Becoming Steve Jobs
- First edition
- Author: Brent Schlender Rick Tetzeli
- Cover artist: Doug Menuez
- Language: English
- Genre: Biography
- Publisher: Crown Business
- Publication date: March 24, 2015
- Publication place: United States
- Media type: E-book, Print (Hardback and Paperback), and Audiobook
- Pages: 464 pp.
- ISBN: 978-0-385-34740-2

= Becoming Steve Jobs =

2015 biography of Steve Jobs by Brent Schlender and Rick Tetzeli

Becoming Steve Jobs: The Evolution of a Reckless Upstart into a Visionary Leader by journalists Brent Schlender and Rick Tetzeli, is an unauthorized biography of Steve Jobs. Rick Tetzeli is Executive Editor of Fast Company and Brent Schlender is a writer, editor, and author, best known for his award-winning magazine profiles of prominent entrepreneurs and business leaders of the Digital Revolution. The book was released on 24 March 2015 by Crown Business in the US.

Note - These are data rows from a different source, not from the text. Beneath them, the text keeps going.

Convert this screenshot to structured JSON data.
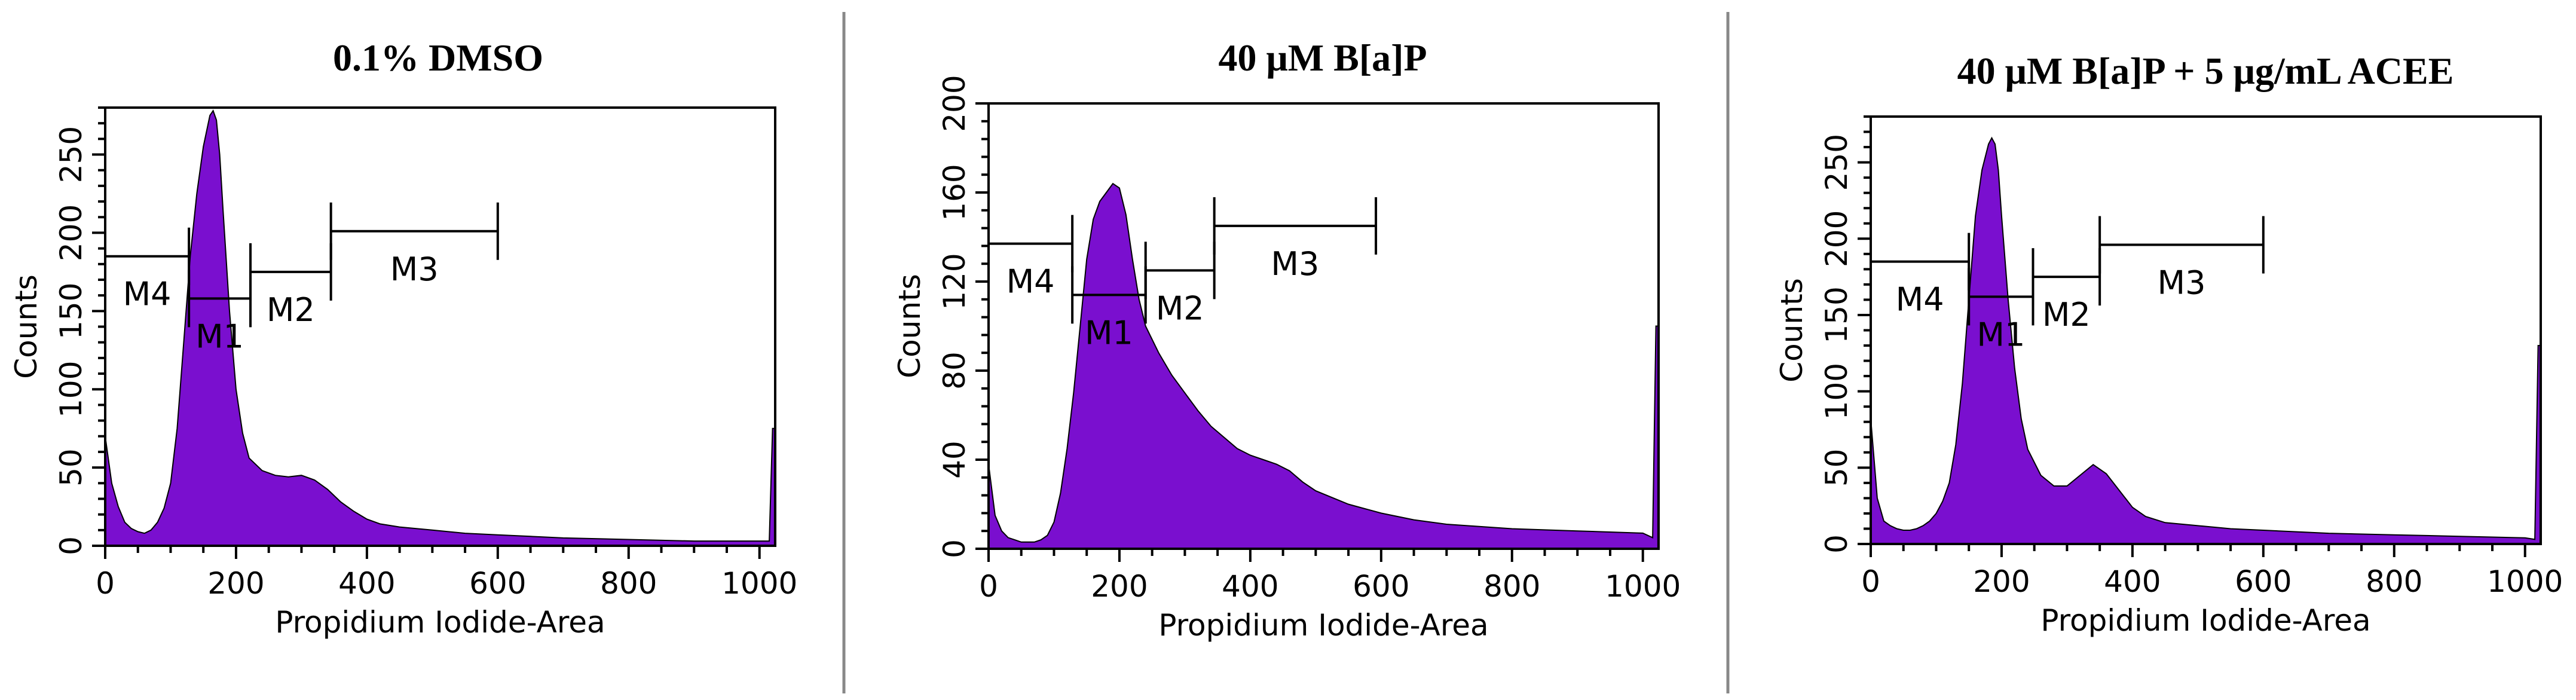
{
  "chart_data": [
    {
      "type": "area",
      "title": "0.1% DMSO",
      "xlabel": "Propidium Iodide-Area",
      "ylabel": "Counts",
      "xlim": [
        0,
        1024
      ],
      "ylim": [
        0,
        280
      ],
      "xticks": [
        0,
        200,
        400,
        600,
        800,
        1000
      ],
      "yticks": [
        0,
        50,
        100,
        150,
        200,
        250
      ],
      "fill_color": "#7a0fcf",
      "x": [
        0,
        10,
        20,
        30,
        40,
        50,
        60,
        70,
        80,
        90,
        100,
        110,
        120,
        130,
        140,
        150,
        160,
        165,
        170,
        175,
        180,
        190,
        200,
        210,
        220,
        240,
        260,
        280,
        300,
        320,
        340,
        360,
        380,
        400,
        420,
        450,
        500,
        550,
        600,
        650,
        700,
        800,
        900,
        1000,
        1015,
        1020,
        1023
      ],
      "y": [
        70,
        40,
        25,
        15,
        11,
        9,
        8,
        10,
        15,
        24,
        40,
        75,
        130,
        185,
        225,
        255,
        275,
        278,
        272,
        250,
        215,
        150,
        100,
        72,
        56,
        48,
        45,
        44,
        45,
        42,
        36,
        28,
        22,
        17,
        14,
        12,
        10,
        8,
        7,
        6,
        5,
        4,
        3,
        3,
        3,
        75,
        75
      ],
      "markers": [
        {
          "name": "M4",
          "range": [
            0,
            128
          ],
          "y": 185
        },
        {
          "name": "M1",
          "range": [
            128,
            222
          ],
          "y": 158
        },
        {
          "name": "M2",
          "range": [
            222,
            345
          ],
          "y": 175
        },
        {
          "name": "M3",
          "range": [
            345,
            600
          ],
          "y": 201
        }
      ]
    },
    {
      "type": "area",
      "title": "40 μM B[a]P",
      "xlabel": "Propidium Iodide-Area",
      "ylabel": "Counts",
      "xlim": [
        0,
        1024
      ],
      "ylim": [
        0,
        200
      ],
      "xticks": [
        0,
        200,
        400,
        600,
        800,
        1000
      ],
      "yticks": [
        0,
        40,
        80,
        120,
        160,
        200
      ],
      "fill_color": "#7a0fcf",
      "x": [
        0,
        10,
        20,
        30,
        40,
        50,
        60,
        70,
        80,
        90,
        100,
        110,
        120,
        130,
        140,
        150,
        160,
        170,
        180,
        190,
        200,
        210,
        220,
        230,
        240,
        260,
        280,
        300,
        320,
        340,
        360,
        380,
        400,
        420,
        440,
        460,
        480,
        500,
        550,
        600,
        650,
        700,
        800,
        900,
        1000,
        1015,
        1020,
        1023
      ],
      "y": [
        38,
        15,
        8,
        5,
        4,
        3,
        3,
        3,
        4,
        6,
        12,
        25,
        45,
        70,
        100,
        130,
        148,
        156,
        160,
        164,
        162,
        150,
        130,
        112,
        100,
        88,
        78,
        70,
        62,
        55,
        50,
        45,
        42,
        40,
        38,
        35,
        30,
        26,
        20,
        16,
        13,
        11,
        9,
        8,
        7,
        5,
        100,
        100
      ],
      "markers": [
        {
          "name": "M4",
          "range": [
            0,
            128
          ],
          "y": 137
        },
        {
          "name": "M1",
          "range": [
            128,
            240
          ],
          "y": 114
        },
        {
          "name": "M2",
          "range": [
            240,
            345
          ],
          "y": 125
        },
        {
          "name": "M3",
          "range": [
            345,
            592
          ],
          "y": 145
        }
      ]
    },
    {
      "type": "area",
      "title": "40 μM B[a]P + 5 μg/mL ACEE",
      "xlabel": "Propidium Iodide-Area",
      "ylabel": "Counts",
      "xlim": [
        0,
        1024
      ],
      "ylim": [
        0,
        280
      ],
      "xticks": [
        0,
        200,
        400,
        600,
        800,
        1000
      ],
      "yticks": [
        0,
        50,
        100,
        150,
        200,
        250
      ],
      "fill_color": "#7a0fcf",
      "x": [
        0,
        10,
        20,
        30,
        40,
        50,
        60,
        70,
        80,
        90,
        100,
        110,
        120,
        130,
        140,
        150,
        160,
        170,
        180,
        185,
        190,
        195,
        200,
        210,
        220,
        230,
        240,
        260,
        280,
        300,
        320,
        340,
        360,
        380,
        400,
        420,
        450,
        500,
        550,
        600,
        700,
        800,
        900,
        1000,
        1015,
        1020,
        1023
      ],
      "y": [
        82,
        30,
        15,
        12,
        10,
        9,
        9,
        10,
        12,
        15,
        20,
        28,
        40,
        65,
        105,
        160,
        215,
        245,
        262,
        266,
        262,
        245,
        215,
        160,
        115,
        82,
        62,
        45,
        38,
        38,
        45,
        52,
        46,
        35,
        24,
        18,
        14,
        12,
        10,
        9,
        7,
        6,
        5,
        4,
        3,
        130,
        130
      ],
      "markers": [
        {
          "name": "M4",
          "range": [
            0,
            150
          ],
          "y": 185
        },
        {
          "name": "M1",
          "range": [
            150,
            248
          ],
          "y": 162
        },
        {
          "name": "M2",
          "range": [
            248,
            350
          ],
          "y": 175
        },
        {
          "name": "M3",
          "range": [
            350,
            600
          ],
          "y": 196
        }
      ]
    }
  ]
}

Apple spokesman Steve Dowling admitted that Apple helped the authors in writing the book, as the company felt it could do more for its founder. In addition, Tim Cook was not happy with Walter Isaacson's official biography, Steve Jobs. Reviews from Apple Inc. for Becoming Steve Jobs have been positive, with Bill Atkinson describing it as "the best accounting of Jobs ... it did a really good job of showing the arc of Steve's career".

The book is noted for revealing previous publicly unknown events from Jobs' life, such as when in 2009, Tim Cook offered a portion of his liver to Jobs, since both share a rare blood type. Jobs responded by yelling, "I'll never let you do that. I'll never do that."

The front cover uses a photographic portrait of Jobs from the book Fearless Genius: The Digital Revolution in Silicon Valley 1985-2000 by Doug Menuez. The photograph was taken by Doug Menuez.